Dua teori utama yang terkait dengan corporate governance adalah stewardship theory dan agency
theory. Stewardship theory dibangun
di atas asumsi filosofis mengenai sifat manusia, yaitu bahwa manusia pada
hakekatnya dapat dipercaya, mampu bertindak dengan penuh tanggungjawab,
memiliki integritas dan kejujuran terhadap pihak lain. Dengan kata lain,
stewardship theory memandang manajemen sebagai hal yang dapat dipercaya untuk
bertindak dengan sebaik-baiknya bagi kepentingan publik maupun stakeholders. Sementara itu, agency theory yang dikembangkan oleh Michael Johnson, memandang
bahwa manajemen perusahaan sebagai agents
bagi para pemegang saham, akan bertindak dengan penuh kesadaran bagi
kepentingannya sendiri. Good Corporate
Governance didefinisikan sebagai struktur, sistem, dan proses yang
digunakan oleh organ perusahaan guna memberikan nilai tambah perusahaan yang
berkesinambungan dalam jangka panjang.
Tata kelola perusahaan yang baik (Good Coorporate Governance) merupakan struktur yang oleh
stakeholder, pemegang saham, komisaris dan manajer menyusun tujuan perusahaan
dan sarana untuk mencapai tujuan tersebut dan mengawasi kinerja (OECD, 2003)
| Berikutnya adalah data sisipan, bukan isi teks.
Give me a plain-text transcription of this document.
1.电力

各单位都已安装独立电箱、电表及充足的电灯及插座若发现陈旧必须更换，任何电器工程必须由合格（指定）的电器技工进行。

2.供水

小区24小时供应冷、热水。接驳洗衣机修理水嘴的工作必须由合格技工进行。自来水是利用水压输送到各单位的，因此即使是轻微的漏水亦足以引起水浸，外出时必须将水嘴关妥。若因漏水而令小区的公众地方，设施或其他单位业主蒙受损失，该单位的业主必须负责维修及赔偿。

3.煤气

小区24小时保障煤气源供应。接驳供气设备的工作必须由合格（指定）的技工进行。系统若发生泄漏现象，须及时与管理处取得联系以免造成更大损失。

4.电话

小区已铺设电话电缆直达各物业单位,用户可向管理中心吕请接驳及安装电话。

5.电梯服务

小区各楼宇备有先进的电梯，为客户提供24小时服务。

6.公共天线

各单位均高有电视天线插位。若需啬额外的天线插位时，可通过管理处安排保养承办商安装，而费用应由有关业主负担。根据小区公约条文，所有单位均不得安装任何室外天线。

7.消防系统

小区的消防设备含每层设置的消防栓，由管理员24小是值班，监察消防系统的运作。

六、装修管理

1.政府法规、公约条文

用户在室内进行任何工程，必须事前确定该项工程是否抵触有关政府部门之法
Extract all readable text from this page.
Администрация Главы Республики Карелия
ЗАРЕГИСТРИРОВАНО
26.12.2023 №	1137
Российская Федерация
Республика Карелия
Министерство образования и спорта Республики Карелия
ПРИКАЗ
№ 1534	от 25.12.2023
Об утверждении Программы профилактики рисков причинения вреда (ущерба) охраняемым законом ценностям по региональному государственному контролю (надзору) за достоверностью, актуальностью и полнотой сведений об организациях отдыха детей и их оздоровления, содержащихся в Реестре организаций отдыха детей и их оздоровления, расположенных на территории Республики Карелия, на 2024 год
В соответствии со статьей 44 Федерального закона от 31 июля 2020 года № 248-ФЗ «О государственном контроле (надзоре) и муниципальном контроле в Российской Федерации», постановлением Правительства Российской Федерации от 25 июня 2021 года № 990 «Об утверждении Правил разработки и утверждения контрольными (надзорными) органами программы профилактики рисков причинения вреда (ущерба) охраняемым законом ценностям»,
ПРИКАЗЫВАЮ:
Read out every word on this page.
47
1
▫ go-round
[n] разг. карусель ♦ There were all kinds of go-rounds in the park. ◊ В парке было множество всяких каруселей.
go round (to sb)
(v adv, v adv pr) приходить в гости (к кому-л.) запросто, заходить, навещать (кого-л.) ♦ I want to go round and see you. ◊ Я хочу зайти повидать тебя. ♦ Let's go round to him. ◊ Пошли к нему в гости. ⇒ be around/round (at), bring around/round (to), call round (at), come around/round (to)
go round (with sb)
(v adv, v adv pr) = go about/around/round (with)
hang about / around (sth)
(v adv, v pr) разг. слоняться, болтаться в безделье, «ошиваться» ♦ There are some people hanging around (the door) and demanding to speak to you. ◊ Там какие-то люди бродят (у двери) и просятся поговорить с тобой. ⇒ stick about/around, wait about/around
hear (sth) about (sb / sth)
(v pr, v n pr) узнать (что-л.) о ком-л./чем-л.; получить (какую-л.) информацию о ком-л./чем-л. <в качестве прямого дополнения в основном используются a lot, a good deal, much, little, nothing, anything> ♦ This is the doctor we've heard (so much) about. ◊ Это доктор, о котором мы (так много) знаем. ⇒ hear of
(Wahyudin Zarkasyi, 2008: 35). Good
Corporate Governance sebagai kumpulan hukum, peraturan, dan
kaidah-kaidah yang wajib dipenuhi, yang dapat mendorong kinerja sumber-sumber
perusahaan untuk berfungsi secara efisien guna menghasilkan nilai ekonomi
jangka panjang yang berkesinambungan bagi para pemegang saham maupun masyarakat
sekitar secara keseluruhan. Bank Dunia (World
Bank) penerapan Good Corporate
Governance juga diharapkan dapat menunjang upaya pemerintah dalam
menegakkan Good Corporate Governance
pada umumnya di Indonesia. Saat ini Pemerintah sedang berupaya untuk menerapkan
Good Corporate Governance dalam
birokrasinya dalam rangka menciptakan
Pemerintah yang bersih dan berwibawa.
Corporate Governance didefinisikan
oleh Monks dan Minow dalam
Darmawati (2005) adalah sebagai hubungan
partisipan dalam menentukan arah dan kinerja.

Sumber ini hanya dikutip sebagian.